Program Jaminan Hari Tua (JHT) merupakan salah satu perlindungan sosial yang diberikan kepada seluruh peserta BPJS Ketenagakerjaan, baik pekerja penerima upah (PU) maupun bukan penerima upah (BPU). berdasarkan pada Peraturan Pemerintah Nomor 46 Tahun 2015, saldo JHT umumnya dapat dicairkan penuh saat peserta memasuki usia 56 tahun.
Namun, banyak yang belum mengetahui bahwa dana JHT juga bisa diambil sebagian sebelum mencapai usia pensiun, dengan syarat tertentu.
Ketentuan Pencairan JHT Penuh Sebelum Usia 56 Tahun
Peserta tetap bisa mencairkan saldo JHT secara keseluruhan meskipun belum memasuki usia pensiun, asalkan memenuhi kondisi berikut:
- Mengundurkan diri dan tidak lagi bekerja.
- Terkena Pemutusan Hubungan Kerja (PHK) dan belum mendapatkan pekerjaan baru.
- Pindah kewarganegaraan dan meninggalkan Indonesia secara permanen.
- Mengalami cacat total tetap yang dibuktikan dengan surat dokter.
- Peserta meninggal dunia (dana diberikan kepada ahli waris).
Aturan Klaim JHT Sebagian yang Perlu Diketahui
Selain pencairan penuh, peserta juga dapat mengambil sebagian saldo JHT. Ketentuan ini diatur dalam Peraturan Pemerintah Nomor 46 Tahun 2015 Pasal 22 ayat (4), yang menyebutkan bahwa klaim sebagian bisa dilakukan setelah masa kepesertaan minimal 10 tahun.
Adapun batas maksimal pencairannya adalah:
- 30% dari saldo JHT untuk kebutuhan kepemilikan rumah.
- 10% dari saldo JHT untuk keperluan lainnya.
Perlu diperhatikan, pengajuan klaim sebagian hanya dapat dilakukan satu kali.

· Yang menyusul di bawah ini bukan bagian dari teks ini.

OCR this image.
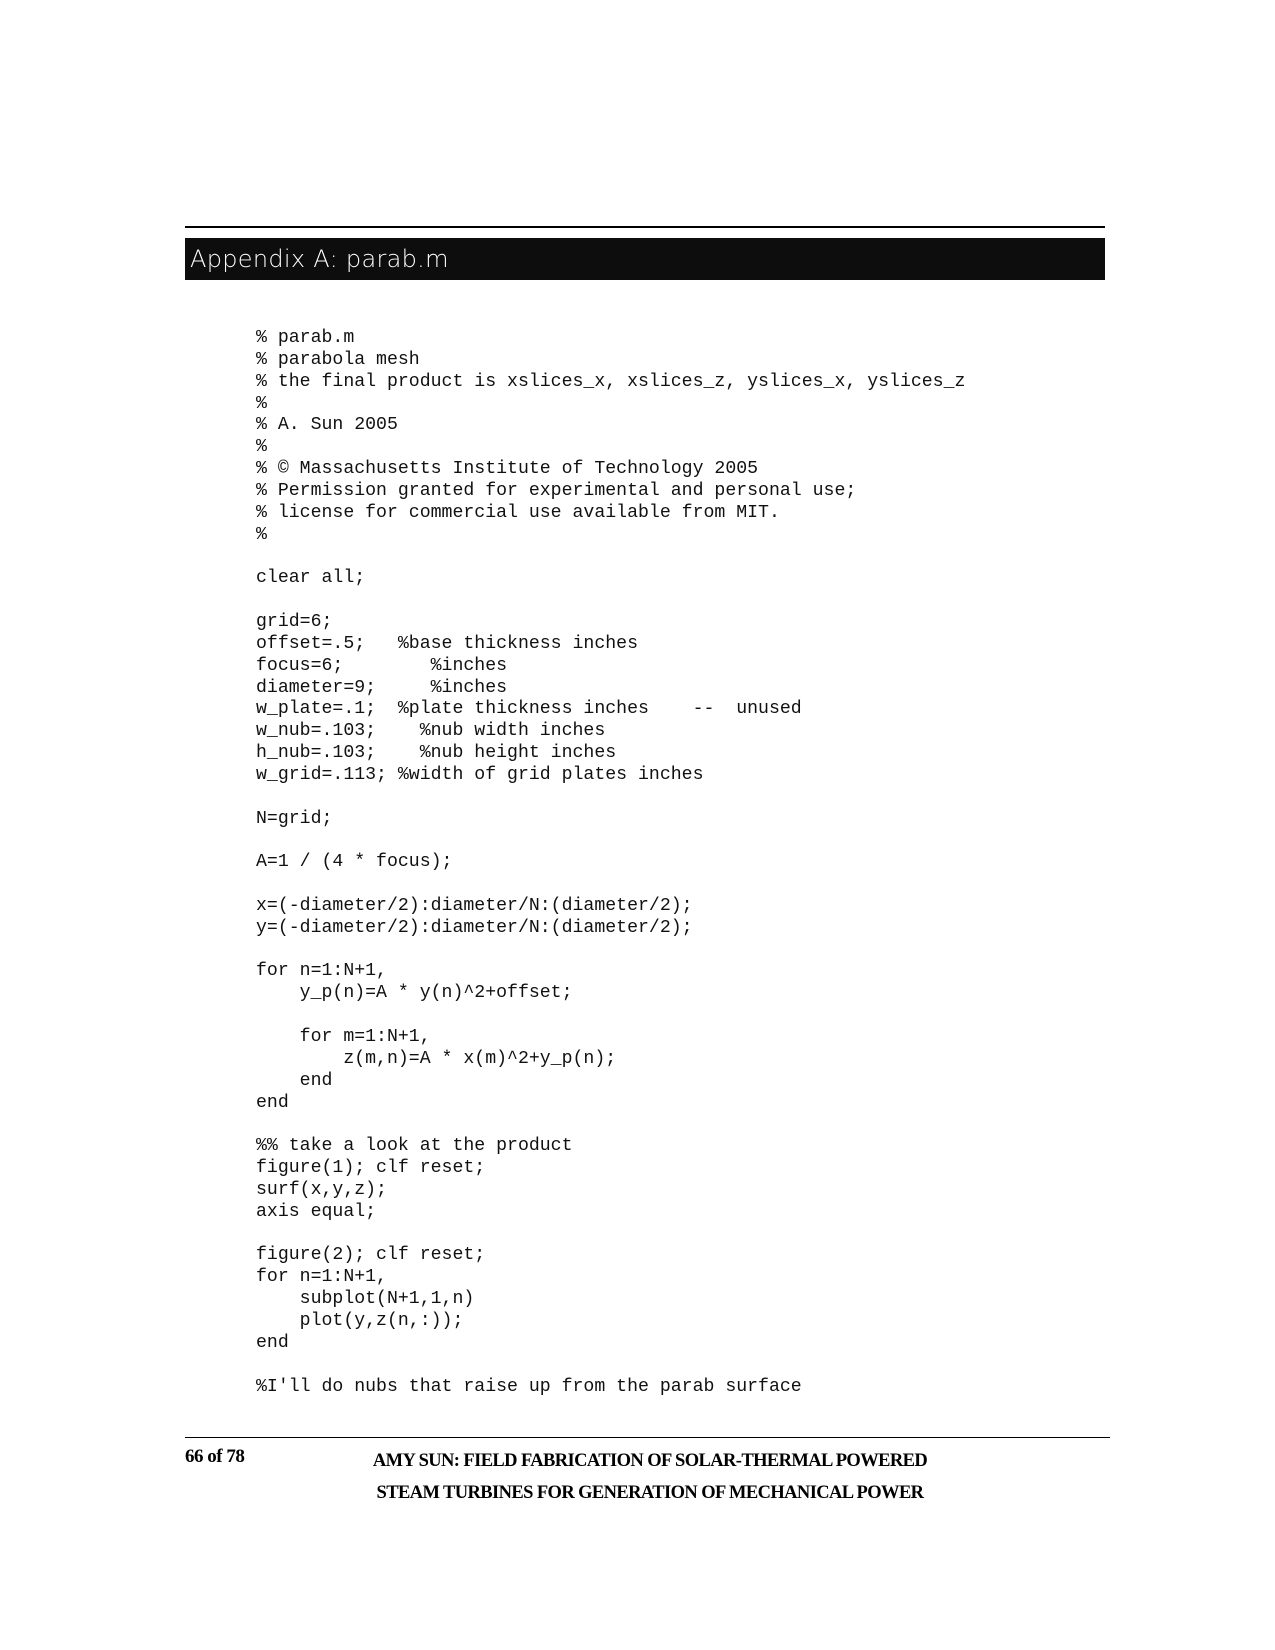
Appendix A: parab.m
% parab.m
% parabola mesh
% the final product is xslices_x, xslices_z, yslices_x, yslices_z
%
% A. Sun 2005
%
% © Massachusetts Institute of Technology 2005
% Permission granted for experimental and personal use;
% license for commercial use available from MIT.
%
clear all;
grid=6;
offset=.5;   %base thickness inches
focus=6;        %inches
diameter=9;     %inches
w_plate=.1;  %plate thickness inches    --  unused
w_nub=.103;    %nub width inches
h_nub=.103;    %nub height inches
w_grid=.113; %width of grid plates inches
N=grid;
A=1 / (4 * focus);
x=(-diameter/2):diameter/N:(diameter/2);
y=(-diameter/2):diameter/N:(diameter/2);
for n=1:N+1,
y_p(n)=A * y(n)^2+offset;
for m=1:N+1,
z(m,n)=A * x(m)^2+y_p(n);
end
end
%% take a look at the product
figure(1); clf reset;
surf(x,y,z);
axis equal;
figure(2); clf reset;
for n=1:N+1,
subplot(N+1,1,n)
plot(y,z(n,:));
end
%I'll do nubs that raise up from the parab surface
66 of 78	AMY SUN: FIELD FABRICATION OF SOLAR-THERMAL POWERED
STEAM TURBINES FOR GENERATION OF MECHANICAL POWER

Selain itu, jika ada klaim lanjutan dengan jeda lebih dari 2 tahun, potensi pajak progresif bisa berlaku.
Cara Klaim JHT Sebagian 10%
- Siapkan Dokumen
Dokumen yang perlu dipersiapkan antara lain:- Kartu peserta BPJS Ketenagakerjaan
- e-KTP
- Kartu Keluarga
- Buku tabungan
- Surat keterangan bekerja atau berhenti kerja
- NPWP (jika tersedia)
- Ajukan Klaim
Setelah dokumen lengkap, Anda bisa mengajukan klaim melalui aplikasi JMO (Jamsostek Mobile) atau datang langsung ke kantor cabang BPJS Ketenagakerjaan terdekat.
Cara Klaim JHT 30% untuk Pembelian Rumah
- Persiapkan Dokumen
Selain dokumen dasar, Anda juga perlu melengkapi:- Dokumen perbankan
- Berkas terkait kredit atau pembelian rumah
- Proses Pengajuan
Pengajuan bisa dilakukan secara online melalui aplikasi JMO (Jamsostek Mobile) atau langsung ke kantor cabang.
Fasilitas Klaim Prioritas untuk Kondisi Khusus
Peserta yang datang langsung ke kantor BPJS Ketenagakerjaan dapat memanfaatkan layanan prioritas jika termasuk dalam kategori berikut:
- Ibu hamil
- Lansia
- Peserta yang sedang sakit
Cukup informasikan kondisi Anda kepada petugas untuk mendapatkan antrean khusus agar proses pencairan lebih cepat.
Tips Agar Proses Klaim JHT Lancar
Agar pengajuan berjalan tanpa hambatan, pastikan:
- Semua dokumen sudah lengkap dan valid
- Data yang diisi sesuai dengan kondisi sebenarnya
- Tidak ada perbedaan data antara dokumen satu dengan lainnya
Kesimpulan
Dengan memahami prosedur dan persyaratan di atas, Anda bisa memanfaatkan dana JHT secara optimal, baik untuk kebutuhan mendesak maupun persiapan masa depan.